Heu, bah oui, entre l'école et le boulot, ça pas été facile d'écrire, mais, hop, voili voilou, un autre chapitre !
--- :---
Chapitre 5
Le rasénian les mena dans un dédale de couloirs, véritable labyrinthe de tuyaux, grinçant et suintant, du genre à donner un cauchemar au plus courageux des plombiers.
John entendit Rodney pousser quelques jurons derrière lui et grommeler. Il y était question d' « attraper la mort dans des endroits sombres et malsains » et de « comme si les genii ne suffisaient pas ».
Yep, pas faux.
L'endroit ressemblait comme deux gouttes d'eau à la Cité des Genii sur leur petit monde post apocalyptique, comme McKay aimait à le qualifier. On ne pouvait pas dire que c'était très encourageant.
Un frisson le parcouru et John faillit s'arrêter net. Il connaissait ce frisson, l'avait déjà ressenti à maintes reprises, ce petit frisson qui faisait se hérisser tous les poils de ses bras et ceux de sa nuque, le genre qui disait « attention ! ».
La plupart des soldats connaissaient, après quelques années de services, sous une forme ou sous une autre, ce signe avant coureur, comme une sorte de sixième sens, les avertissant d'un danger.
Quelque chose allait arriver, quelque chose de pas bon du tout.
John resserra son étreinte sur le P-90 qui depuis qu'il était dans la charmante galaxie de Pégase, était devenu comme une extension de lui-même, genre je suis un humanoïde avec « deux bras, deux jambes et un P-90 ».
--- : ---
- Nous y voilà ! Vite venez, venez.
Le Docteur Sparetti était dans un état d'excitation terrible. Le petit bonhomme avait viré au rouge écrevisse et soufflait comme une baleine. Pire que lui. Okay, Rodney n'était pas un sportif accompli, mais quand même, ils avaient fait quoi, moins de deux kilomètres, d'un pas rapide certes, mais lui au moins, il n'était pas dans cet état !
C'était sans doute une des conséquences d'une vie passée enfermé en laboratoire, ou dans une bibliothèque. Rodney avait connu ça. En fait, avant d'entrer à la faculté, il n'avait pas été un, heu, disons, une personne très, heu, enfin, ses rondeurs, heu, bref.
La vie sédentaire d'un adolescent de 16 ans, plongé dans les bouquins avait un peu modifié sa masse corporelle.

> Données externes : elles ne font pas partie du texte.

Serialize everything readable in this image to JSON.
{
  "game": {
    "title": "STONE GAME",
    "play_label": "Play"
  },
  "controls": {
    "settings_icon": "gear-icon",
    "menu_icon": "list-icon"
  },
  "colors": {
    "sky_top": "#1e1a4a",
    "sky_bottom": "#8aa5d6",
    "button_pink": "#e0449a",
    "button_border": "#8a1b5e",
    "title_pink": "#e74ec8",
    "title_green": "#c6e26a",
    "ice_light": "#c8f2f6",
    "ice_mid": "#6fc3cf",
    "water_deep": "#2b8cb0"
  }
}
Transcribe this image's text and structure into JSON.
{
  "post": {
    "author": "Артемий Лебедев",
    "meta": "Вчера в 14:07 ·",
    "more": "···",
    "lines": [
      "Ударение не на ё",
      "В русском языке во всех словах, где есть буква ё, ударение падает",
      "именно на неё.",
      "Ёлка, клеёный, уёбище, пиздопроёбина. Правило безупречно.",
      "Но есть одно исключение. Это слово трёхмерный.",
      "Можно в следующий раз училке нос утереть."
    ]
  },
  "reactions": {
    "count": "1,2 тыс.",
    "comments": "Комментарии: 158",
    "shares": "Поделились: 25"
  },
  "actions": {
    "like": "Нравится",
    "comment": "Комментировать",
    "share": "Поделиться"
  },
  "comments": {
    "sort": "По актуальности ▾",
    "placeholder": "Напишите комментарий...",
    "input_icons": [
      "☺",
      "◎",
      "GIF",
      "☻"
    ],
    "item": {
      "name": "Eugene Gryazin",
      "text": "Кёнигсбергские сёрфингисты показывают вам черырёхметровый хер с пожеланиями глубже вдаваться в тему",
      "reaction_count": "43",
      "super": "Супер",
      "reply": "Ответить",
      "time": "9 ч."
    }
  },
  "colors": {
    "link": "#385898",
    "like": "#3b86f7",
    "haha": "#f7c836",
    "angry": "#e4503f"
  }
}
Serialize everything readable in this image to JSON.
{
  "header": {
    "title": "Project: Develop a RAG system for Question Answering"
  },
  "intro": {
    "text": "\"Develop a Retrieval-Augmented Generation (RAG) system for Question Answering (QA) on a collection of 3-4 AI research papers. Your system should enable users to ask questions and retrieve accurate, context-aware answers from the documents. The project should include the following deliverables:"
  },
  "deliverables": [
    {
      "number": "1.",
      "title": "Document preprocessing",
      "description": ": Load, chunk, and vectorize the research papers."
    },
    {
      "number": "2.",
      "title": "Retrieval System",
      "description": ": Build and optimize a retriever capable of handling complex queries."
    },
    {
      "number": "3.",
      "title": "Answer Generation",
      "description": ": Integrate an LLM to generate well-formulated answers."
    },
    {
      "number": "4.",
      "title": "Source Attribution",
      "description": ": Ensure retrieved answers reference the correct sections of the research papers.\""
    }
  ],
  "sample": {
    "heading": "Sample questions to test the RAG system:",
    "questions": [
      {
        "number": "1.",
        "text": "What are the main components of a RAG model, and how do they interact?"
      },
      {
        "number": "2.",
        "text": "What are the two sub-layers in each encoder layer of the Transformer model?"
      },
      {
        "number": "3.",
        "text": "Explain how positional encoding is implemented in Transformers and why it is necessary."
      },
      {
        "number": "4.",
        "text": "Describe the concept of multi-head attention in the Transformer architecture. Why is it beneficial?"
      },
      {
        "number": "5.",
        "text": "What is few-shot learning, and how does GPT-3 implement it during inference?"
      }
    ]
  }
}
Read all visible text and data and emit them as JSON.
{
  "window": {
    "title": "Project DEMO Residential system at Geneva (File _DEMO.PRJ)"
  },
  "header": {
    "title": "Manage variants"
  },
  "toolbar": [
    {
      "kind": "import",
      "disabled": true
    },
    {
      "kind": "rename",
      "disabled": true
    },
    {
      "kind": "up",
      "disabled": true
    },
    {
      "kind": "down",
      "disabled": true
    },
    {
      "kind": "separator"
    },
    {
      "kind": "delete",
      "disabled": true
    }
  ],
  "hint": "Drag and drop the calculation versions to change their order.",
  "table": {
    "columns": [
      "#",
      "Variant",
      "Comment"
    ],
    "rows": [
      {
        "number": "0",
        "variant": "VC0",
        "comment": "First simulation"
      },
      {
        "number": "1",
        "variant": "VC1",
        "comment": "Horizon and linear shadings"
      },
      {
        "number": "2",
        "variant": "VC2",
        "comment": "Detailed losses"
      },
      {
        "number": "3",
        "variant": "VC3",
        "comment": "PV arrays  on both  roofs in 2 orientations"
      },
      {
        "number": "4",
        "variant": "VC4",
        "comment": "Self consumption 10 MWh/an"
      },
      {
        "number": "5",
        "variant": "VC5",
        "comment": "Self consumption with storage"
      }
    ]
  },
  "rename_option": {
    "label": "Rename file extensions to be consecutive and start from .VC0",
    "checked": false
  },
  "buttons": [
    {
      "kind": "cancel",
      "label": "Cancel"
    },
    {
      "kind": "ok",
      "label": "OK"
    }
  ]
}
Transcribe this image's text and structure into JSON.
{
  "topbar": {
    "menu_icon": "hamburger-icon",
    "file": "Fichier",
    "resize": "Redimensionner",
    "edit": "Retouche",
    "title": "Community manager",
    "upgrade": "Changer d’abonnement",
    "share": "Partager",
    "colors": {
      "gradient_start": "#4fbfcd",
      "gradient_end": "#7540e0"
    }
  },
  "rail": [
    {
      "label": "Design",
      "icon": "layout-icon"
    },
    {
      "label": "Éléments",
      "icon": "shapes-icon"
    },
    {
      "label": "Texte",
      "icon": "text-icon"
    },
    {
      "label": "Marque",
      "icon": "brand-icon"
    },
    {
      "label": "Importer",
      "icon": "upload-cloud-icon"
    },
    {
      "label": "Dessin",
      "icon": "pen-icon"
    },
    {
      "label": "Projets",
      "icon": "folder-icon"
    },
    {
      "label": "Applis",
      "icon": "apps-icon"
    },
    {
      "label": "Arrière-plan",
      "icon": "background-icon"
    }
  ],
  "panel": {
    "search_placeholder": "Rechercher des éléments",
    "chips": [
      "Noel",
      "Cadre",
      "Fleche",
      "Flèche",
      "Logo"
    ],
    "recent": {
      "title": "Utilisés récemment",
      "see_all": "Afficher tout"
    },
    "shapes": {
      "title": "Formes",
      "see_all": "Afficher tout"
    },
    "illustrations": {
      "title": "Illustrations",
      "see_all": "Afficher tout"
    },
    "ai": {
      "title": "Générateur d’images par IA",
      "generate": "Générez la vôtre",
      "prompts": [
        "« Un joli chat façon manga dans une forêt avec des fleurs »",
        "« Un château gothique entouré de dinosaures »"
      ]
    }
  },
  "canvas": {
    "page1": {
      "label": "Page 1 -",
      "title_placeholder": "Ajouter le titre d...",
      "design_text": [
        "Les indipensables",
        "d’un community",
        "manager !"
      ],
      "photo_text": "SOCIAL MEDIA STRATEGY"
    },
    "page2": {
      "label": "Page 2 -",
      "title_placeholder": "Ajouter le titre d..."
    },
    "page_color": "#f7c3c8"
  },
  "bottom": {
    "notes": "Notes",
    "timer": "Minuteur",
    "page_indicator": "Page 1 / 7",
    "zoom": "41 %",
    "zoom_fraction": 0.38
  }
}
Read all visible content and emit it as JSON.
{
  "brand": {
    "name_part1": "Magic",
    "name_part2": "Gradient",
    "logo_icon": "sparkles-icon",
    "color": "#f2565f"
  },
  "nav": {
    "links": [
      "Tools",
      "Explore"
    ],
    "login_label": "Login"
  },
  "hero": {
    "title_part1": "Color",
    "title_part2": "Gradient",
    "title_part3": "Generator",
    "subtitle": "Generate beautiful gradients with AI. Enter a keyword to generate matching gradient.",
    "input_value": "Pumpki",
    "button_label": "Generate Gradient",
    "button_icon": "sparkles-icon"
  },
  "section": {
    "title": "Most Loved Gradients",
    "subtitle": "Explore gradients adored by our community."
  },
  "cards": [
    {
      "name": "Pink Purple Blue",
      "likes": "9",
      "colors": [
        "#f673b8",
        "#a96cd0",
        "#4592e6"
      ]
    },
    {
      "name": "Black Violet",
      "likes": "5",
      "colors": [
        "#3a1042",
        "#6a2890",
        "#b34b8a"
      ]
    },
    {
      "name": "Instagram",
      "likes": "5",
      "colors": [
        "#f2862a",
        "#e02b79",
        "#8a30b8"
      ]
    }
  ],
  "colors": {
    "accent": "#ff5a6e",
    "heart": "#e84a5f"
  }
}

N'empêche que depuis qu'il était sur Atlantis les choses avaient un peu changé. En fait, c'était surtout le fait d'être dans l'équipe de Sheppard qui avait été à l'origine de ces changements. Non seulement, Rodney avait été obligé de prendre des cours de tir mais en plus il avait du se soumettre régulièrement à des séances d'entraînement physique. Il détestait ça, mais aujourd'hui en voyant le visage en sueur de Sparetti, il se trouvait plutôt content d'avoir sacrifié quelques heures par semaine dans la salle de gym.
- Voilà, voilà. C'est ici … Oh, par les Ancêtres, quelle catastrophe !
McKay serra la mâchoire. Si le rasénian invoquait une fois encore ses foutus Ancêtres, il allait faire un malheur.
Sheppard qui se trouvait juste devant lui, s'arrêta brusquement.
- Okay. Rodney vous restez là, pendant que je vais voir de quoi il retourne.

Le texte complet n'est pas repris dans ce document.